EP: One of the studies conducted by Samsung showed 36% of users consider the camera quality and the number one feature of the smartphone. That’s 36% of 2 billion users nowadays. The number of mobile phone users is expected to pass 5 billion mark in 2019, and, in case we see major improvements in battery life, we can expect a big part of another 32% of users who now list it as the most important feature to give top priority to the camera quality.
5. What are the top 3 technology trends you're seeing in the mobile phone camera industry?
Trend #1: Usage of dual camera modules, which is logical but does not really solve the problem. In the iPhone X the telephoto lens has about twice bigger focal length than the wide angle lens, providing an equivalent of 2x optical zoom. But what if you want to take an image at 4x zoom?
Trend #2: Using AI for improving the images. The idea is that a powerful neural network, trained on a big database of great images would either process your image to look better or help the camera to adjust shooting parameters to make the best photo of a given scene. Theoretically, the machine can get better than a human, but it’s a big question whether it will be able to start winning National Geographic contests taking pictures with smartphone cameras and how much power would such neural network consume.
Trend #3: Smartphone makers, hitting the limit of photo quality, are now looking at improving the video quality. We can see a competition among chipset makers adding dedicated processors to their high-end chipsets, capable of performing the processing at video frame rates. Almalence is at the edge of this trend with its Video SuperSensor technology, providing lossless zoom for video along with much better quality in the dark and higher dynamic range. Among the mentioned three trends, this one is where the progress will most noticeable for the end users in the near term.
6. What's the future of the mobile phone cameras?
EP: I can see three ways smartphone makers will choose (or mix them).
One way is staying more or less where it is now, assuming that the image quality has reached its maximum and considering it satisfactory.
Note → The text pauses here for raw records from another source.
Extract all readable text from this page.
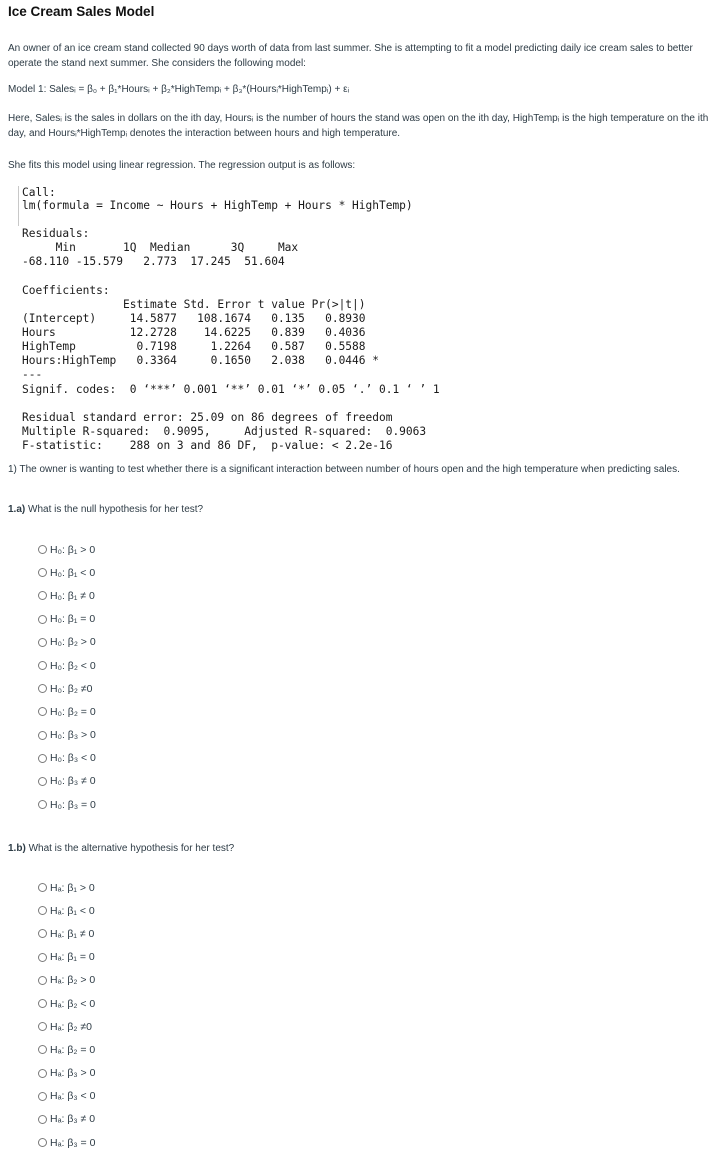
Ice Cream Sales Model
An owner of an ice cream stand collected 90 days worth of data from last summer. She is attempting to fit a model predicting daily ice cream sales to better operate the stand next summer. She considers the following model:
Model 1: Salesᵢ = β₀ + β₁*Hoursᵢ + β₂*HighTempᵢ + β₃*(Hoursᵢ*HighTempᵢ) + εᵢ
Here, Salesᵢ is the sales in dollars on the ith day, Hoursᵢ is the number of hours the stand was open on the ith day, HighTempᵢ is the high temperature on the ith day, and Hoursᵢ*HighTempᵢ denotes the interaction between hours and high temperature.
She fits this model using linear regression. The regression output is as follows:
Call:
lm(formula = Income ~ Hours + HighTemp + Hours * HighTemp)
Residuals:
Min       1Q  Median      3Q     Max
-68.110 -15.579   2.773  17.245  51.604
Coefficients:
Estimate Std. Error t value Pr(>|t|)
(Intercept)     14.5877   108.1674   0.135   0.8930
Hours           12.2728    14.6225   0.839   0.4036
HighTemp         0.7198     1.2264   0.587   0.5588
Hours:HighTemp   0.3364     0.1650   2.038   0.0446 *
---
Signif. codes:  0 ‘***’ 0.001 ‘**’ 0.01 ‘*’ 0.05 ‘.’ 0.1 ‘ ’ 1
Residual standard error: 25.09 on 86 degrees of freedom
Multiple R-squared:  0.9095,     Adjusted R-squared:  0.9063
F-statistic:    288 on 3 and 86 DF,  p-value: < 2.2e-16
1) The owner is wanting to test whether there is a significant interaction between number of hours open and the high temperature when predicting sales.
1.a) What is the null hypothesis for her test?
H₀: β₁ > 0
H₀: β₁ < 0
H₀: β₁ ≠ 0
H₀: β₁ = 0
H₀: β₂ > 0
H₀: β₂ < 0
H₀: β₂ ≠0
H₀: β₂ = 0
H₀: β₃ > 0
H₀: β₃ < 0
H₀: β₃ ≠ 0
H₀: β₃ = 0
1.b) What is the alternative hypothesis for her test?
Hₐ: β₁ > 0
Hₐ: β₁ < 0
Hₐ: β₁ ≠ 0
Hₐ: β₁ = 0
Hₐ: β₂ > 0
Hₐ: β₂ < 0
Hₐ: β₂ ≠0
Hₐ: β₂ = 0
Hₐ: β₃ > 0
Hₐ: β₃ < 0
Hₐ: β₃ ≠ 0
Hₐ: β₃ = 0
In the end of the day, mobile cameras have an absolutely dominating position in the camera market.
Another is trying to jump out of the size constraints by creating add-ons providing extra features, such as 360-degree photo and video.
And finally, those who decide to differentiate by achieving a new level of image and video quality and provide new user experience such as having a DSLR in their mobile phone will utilize innovative designs such as collapsible optics or camera arrays.